Roman "uncleaned coins" is a great introduction to ancient coins. Uncleaned coins are coins which are sold in bulk in the manner in which they were discovered in the ground - covered in dirt and sometimes fully encrusted. Uncleaned coins are cheap, often as little as one to two dollars each. However each coin requires substantial time invested into its cleaning. True uncleaned coins are rarely cleaned in one sitting. Cleaning coins will take days, weeks and sometimes months. The time you spend cleaning each coin working your way around the details and each letter in the inscriptions, is time learning the coin.

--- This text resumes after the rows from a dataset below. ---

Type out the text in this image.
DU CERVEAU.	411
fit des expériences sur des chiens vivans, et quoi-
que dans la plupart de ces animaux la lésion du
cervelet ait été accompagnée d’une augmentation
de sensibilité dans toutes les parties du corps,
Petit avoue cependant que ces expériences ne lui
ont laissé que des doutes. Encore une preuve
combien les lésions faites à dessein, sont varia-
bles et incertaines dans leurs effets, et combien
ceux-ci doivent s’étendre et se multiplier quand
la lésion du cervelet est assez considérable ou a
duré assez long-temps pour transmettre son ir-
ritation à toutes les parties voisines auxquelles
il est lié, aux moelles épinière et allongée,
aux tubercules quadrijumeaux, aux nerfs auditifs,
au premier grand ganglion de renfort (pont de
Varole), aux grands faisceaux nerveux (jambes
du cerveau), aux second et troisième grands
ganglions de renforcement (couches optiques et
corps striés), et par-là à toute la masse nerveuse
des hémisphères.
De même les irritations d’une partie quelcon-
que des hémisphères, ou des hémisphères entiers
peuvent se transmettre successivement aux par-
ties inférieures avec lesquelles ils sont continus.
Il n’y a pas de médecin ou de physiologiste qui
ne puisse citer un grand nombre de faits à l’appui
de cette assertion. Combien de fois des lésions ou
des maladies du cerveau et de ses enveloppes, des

You will gain no greater familiarity with a coin than one you have held in your hands for countless hours slowly revealing detail from under its heavily-encrusted surface.
Once you have cleaned the coin, you will need to research and attribute it. Unlike coins you buy from coin dealers which are already attributed, your newly cleaned coin has not been researched. It is the first time the coin underneath has revealed itself for almost two thousand year. It is now your duty to give this coin its identity.

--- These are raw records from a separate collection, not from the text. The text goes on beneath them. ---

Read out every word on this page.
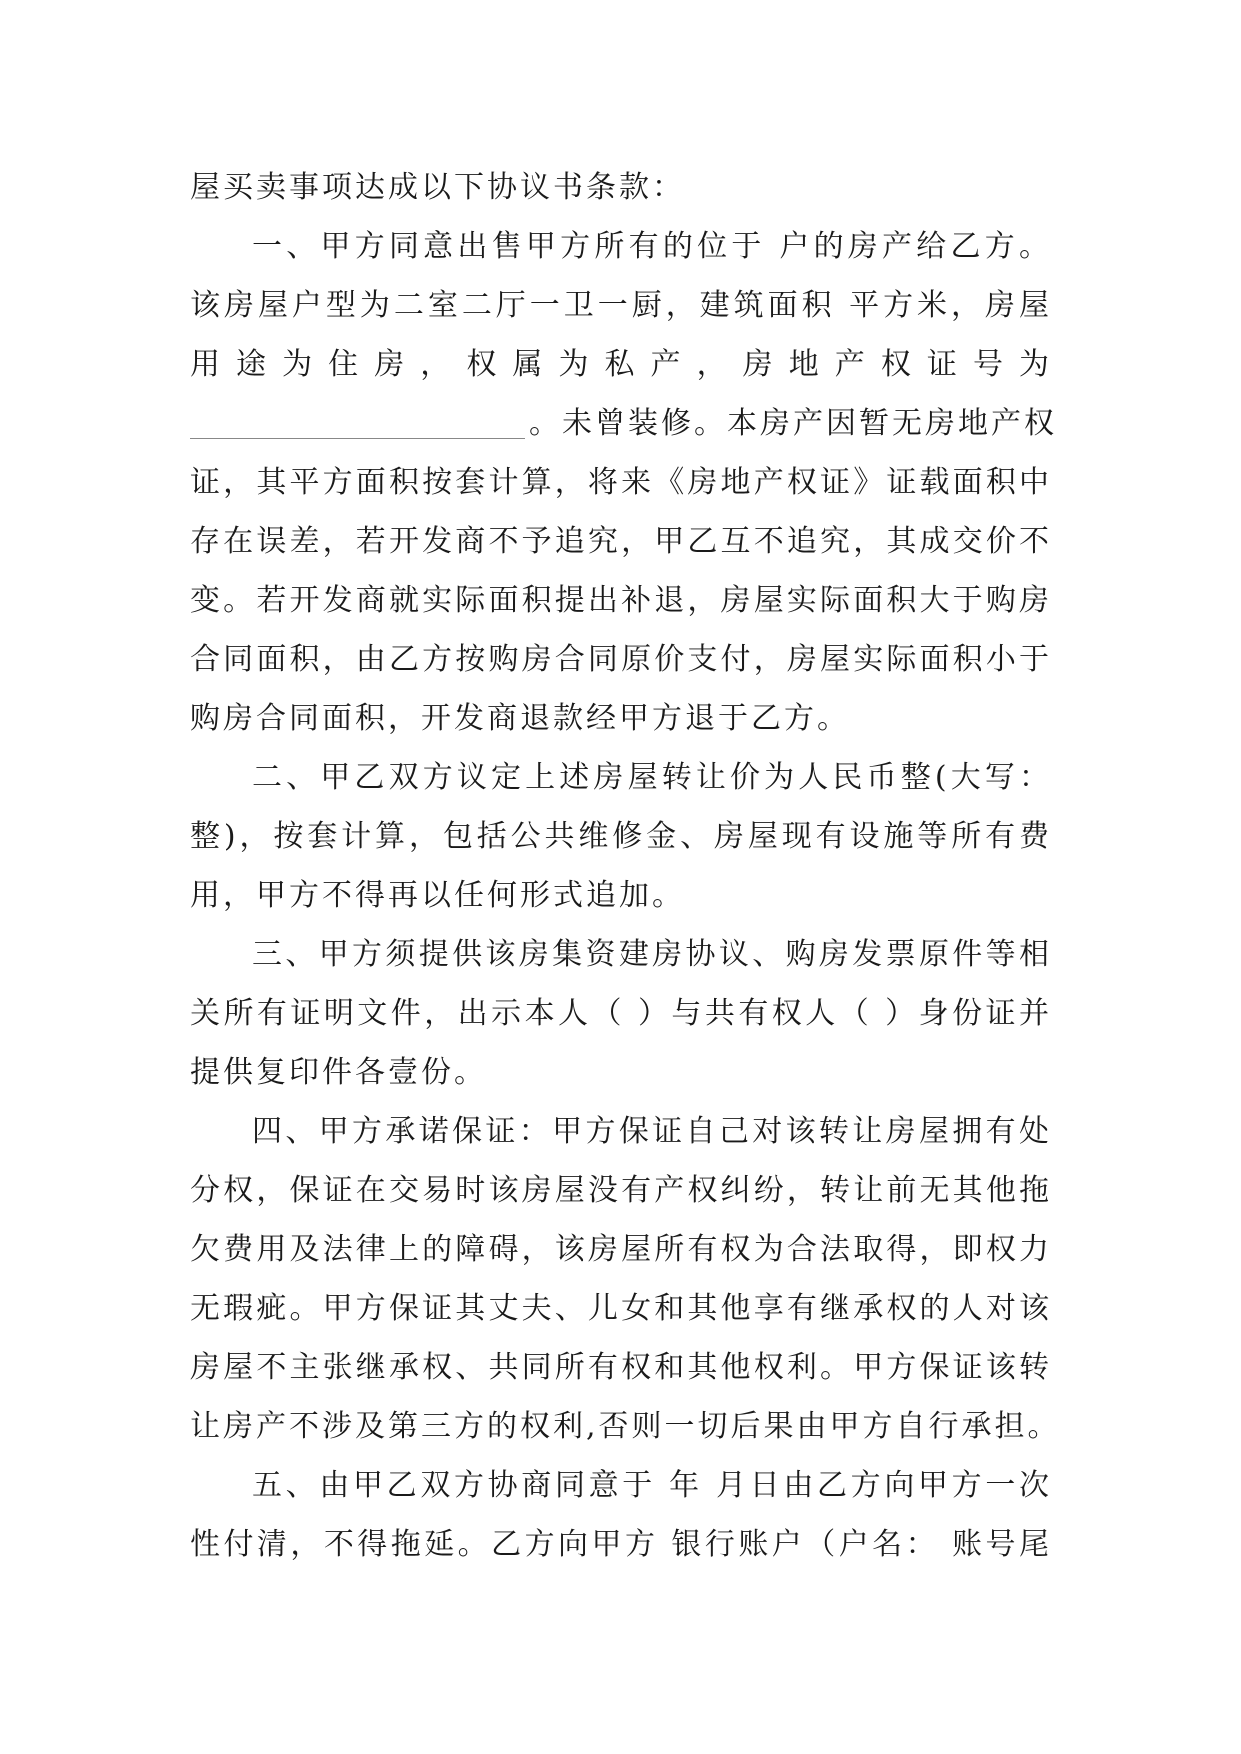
屋买卖事项达成以下协议书条款：
一、甲方同意出售甲方所有的位于 户的房产给乙方。
该房屋户型为二室二厅一卫一厨，建筑面积 平方米，房屋
用途为住房，权属为私产，房地产权证号为
。未曾装修。本房产因暂无房地产权
证，其平方面积按套计算，将来《房地产权证》证载面积中
存在误差，若开发商不予追究，甲乙互不追究，其成交价不
变。若开发商就实际面积提出补退，房屋实际面积大于购房
合同面积，由乙方按购房合同原价支付，房屋实际面积小于
购房合同面积，开发商退款经甲方退于乙方。
二、甲乙双方议定上述房屋转让价为人民币整(大写：
整)，按套计算，包括公共维修金、房屋现有设施等所有费
用，甲方不得再以任何形式追加。
三、甲方须提供该房集资建房协议、购房发票原件等相
关所有证明文件，出示本人（ ）与共有权人（ ）身份证并
提供复印件各壹份。
四、甲方承诺保证：甲方保证自己对该转让房屋拥有处
分权，保证在交易时该房屋没有产权纠纷，转让前无其他拖
欠费用及法律上的障碍，该房屋所有权为合法取得，即权力
无瑕疵。甲方保证其丈夫、儿女和其他享有继承权的人对该
房屋不主张继承权、共同所有权和其他权利。甲方保证该转
让房产不涉及第三方的权利,否则一切后果由甲方自行承担。
五、由甲乙双方协商同意于 年 月日由乙方向甲方一次
性付清，不得拖延。乙方向甲方 银行账户（户名： 账号尾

Uncleaned coins are not for everyone. For the impatient collector who hastily cleans his coins to damage the precious patina or loses heart after cleaning several coins to realise they are so worn or corroded they can never be attributed, uncleaned coins may present frustration. For those who continue to clean uncleaned coins even after becoming familiar with ancient coins, it is the processes of cleaning and attributing coins which interests them. For some it is even a form of meditative-like relaxation.
In summary, how you start your collection and where you let it take you is really up to you! Start slowly, get to know different coins and then decide if you want to focus on only one particular kind of coins or coins fitting within a particular theme, or don't. How you collect is ultimately a function of what you believe will give you the most enjoyment. Collecting is a hobby so make the most it. Have fun!